Houve um leve estranhamento com aquele anúncio. E a mulher logo continuou:
- Ah! Quando essa aqui tinha três meses (a menininha em cena outra vez) esse daqui (apontando para o marido que conversava, talvez, sobre futebol com o marido de outra lá) fez logo vasectomia porque eu disse logo! Não fico mais grávida.
Ela fez uma cara feia ao terminar de falar. Alguém sugeriu adoção. Certamente por acreditar que adotar uma criança é, também, uma questão de colaborar com o meio ambiente. Então a mulher se manifesta novamente.
- É pode ser... Agora eu só engravido de novo se eu vier a me casar com outra pessoa.

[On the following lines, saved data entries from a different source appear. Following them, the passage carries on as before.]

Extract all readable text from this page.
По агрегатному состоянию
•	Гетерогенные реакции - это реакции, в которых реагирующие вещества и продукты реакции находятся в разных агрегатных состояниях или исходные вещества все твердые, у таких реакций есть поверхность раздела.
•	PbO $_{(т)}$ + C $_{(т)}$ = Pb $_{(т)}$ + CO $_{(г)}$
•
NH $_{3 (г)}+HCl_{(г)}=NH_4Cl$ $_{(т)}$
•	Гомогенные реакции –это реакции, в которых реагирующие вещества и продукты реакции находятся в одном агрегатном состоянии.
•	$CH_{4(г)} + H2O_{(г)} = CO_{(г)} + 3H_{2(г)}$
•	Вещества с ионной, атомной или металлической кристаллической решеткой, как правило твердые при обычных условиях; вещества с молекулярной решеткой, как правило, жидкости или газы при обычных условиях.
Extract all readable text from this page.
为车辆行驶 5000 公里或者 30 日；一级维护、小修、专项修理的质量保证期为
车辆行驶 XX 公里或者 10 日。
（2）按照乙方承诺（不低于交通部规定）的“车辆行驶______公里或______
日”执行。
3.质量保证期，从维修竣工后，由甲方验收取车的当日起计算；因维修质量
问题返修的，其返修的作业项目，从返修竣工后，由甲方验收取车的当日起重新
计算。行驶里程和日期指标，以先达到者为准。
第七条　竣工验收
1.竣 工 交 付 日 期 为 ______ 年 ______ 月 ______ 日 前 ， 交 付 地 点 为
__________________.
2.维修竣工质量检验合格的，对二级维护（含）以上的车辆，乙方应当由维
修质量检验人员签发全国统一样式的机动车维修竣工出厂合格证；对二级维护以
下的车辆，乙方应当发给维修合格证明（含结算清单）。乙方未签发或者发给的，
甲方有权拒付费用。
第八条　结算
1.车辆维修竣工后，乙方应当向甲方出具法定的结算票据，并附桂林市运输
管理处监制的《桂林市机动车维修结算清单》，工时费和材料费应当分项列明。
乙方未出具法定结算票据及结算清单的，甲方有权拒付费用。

Espantei-me! Depois entendi. Naquele casamento ela já tem o seu sustento e uma forma de segurar o marido. No entanto, como na vida não há certezas, ela haveria de fazer o seu papel de mulher mais uma vez caso fosse preciso. Dar um filho ao marido, posar de boa esposa e mãe quando alguém estiver olhando e assegurar mais uma vez o seu ganha pão. Além de poder anunciar “eu tenho filho com ele”. Parece que ter filho com um homem dá o direito a mulher de marcar o homem. Assim como quem marca boi com ferro quente. A conversa ainda seguiu e eu lá. Assistindo a tudo. E devorando a bandeja de salgados que estava ao meu lado. Não tenho problemas para engordar e não faço exercícios físicos. Pelo menos na hora em que a conversa girou em torno da boa forma, eu pude exibir meu corpo magro e em forma – a não ser por uma barriguinha que começa a ficar saliente. Besteira diante daquelas jacas falantes. Voltando ao tema central da conversa, me atrevi a participar. Afinal, eu estava ali e era meu aniversário. Uma delas, já com filhos crescidos, dizia ter coragem para engravidar mil vezes. Só não queria era levar a criançada pra casa. Ela poderia fazer dinheiro alugando a barriga. Isso é proibido no Brasil? Não sei! Mas quem precisaria saber que ela alugava a sua barriga? A barriga é dela! Sim. Essa mesma. Quando ela falou que o seu filho, agora com vinte anos, quando bebê, só queria dormir na cama com ela e embaixo do sovaco dela, eu encontrei minha deixa. Gritei:
- Engraçado! A minha sobrinha de um ano e meio só quer dormir assim. Debaixo de sovaco do pai.
Não sei o que causou mais espanto. Se o fato de eu me atrever a entrar na conversa falando da minha sobrinha (sobrinho não é filho) ou se o fato da minha sobrinha preferir dormir com o pai. Certamente foi o primeiro fato. A conversa se dava entre mulheres, esposas, mães, gravidezes e filhos. O que eu fazia ali? Bom, era meu aniversário mas que importância isso tinha diante de tão grandioso assunto? Saí por um instante. Já tinha comido um pedaço enorme de bolo delicioso. Nem todas comeram. Há-ha! Fui ver a lua que se escondia entre nuvens de chuva. Pensei um pouco e ri muito. Não sou mulher. Sou doida. Não dependo do meu marido, decidi não ter filhos, não gosto de estar rodeada de mulheres, muito menos de fofocar sobre a loira que se mudou para a casa amarela, sobre quantas vezes a chefe do meu marido fez Botox ou sobre como certas mulheres dizem criar seus filhos. Irrita-me ouvir que quem sabe mais sobre crianças é quem tem filhos ou quem gerou filhos, disseram. Curioso é ouvi-las considerando, mesmo que rapidamente, a possibilidade de adoção. Ora! Uma falou e todas concordaram. Só engravidando para saber como é ter filhos. Então, quem adota não é mãe. Mãe é quem atira filho pela janela, mãe é quem abandona o filho no frio dentro de um saco de lixo, mãe é quem interrompe uma gravidez por achar, simplesmente, que não é hora pra isso ou que não pode engordar. Todas essas mães engravidaram. Geraram ou começaram a gerar uma vida. São mulheres, são mães. Eu entendi. Entendi também que, definitivamente, não serei mãe nem mulher. Serei doida.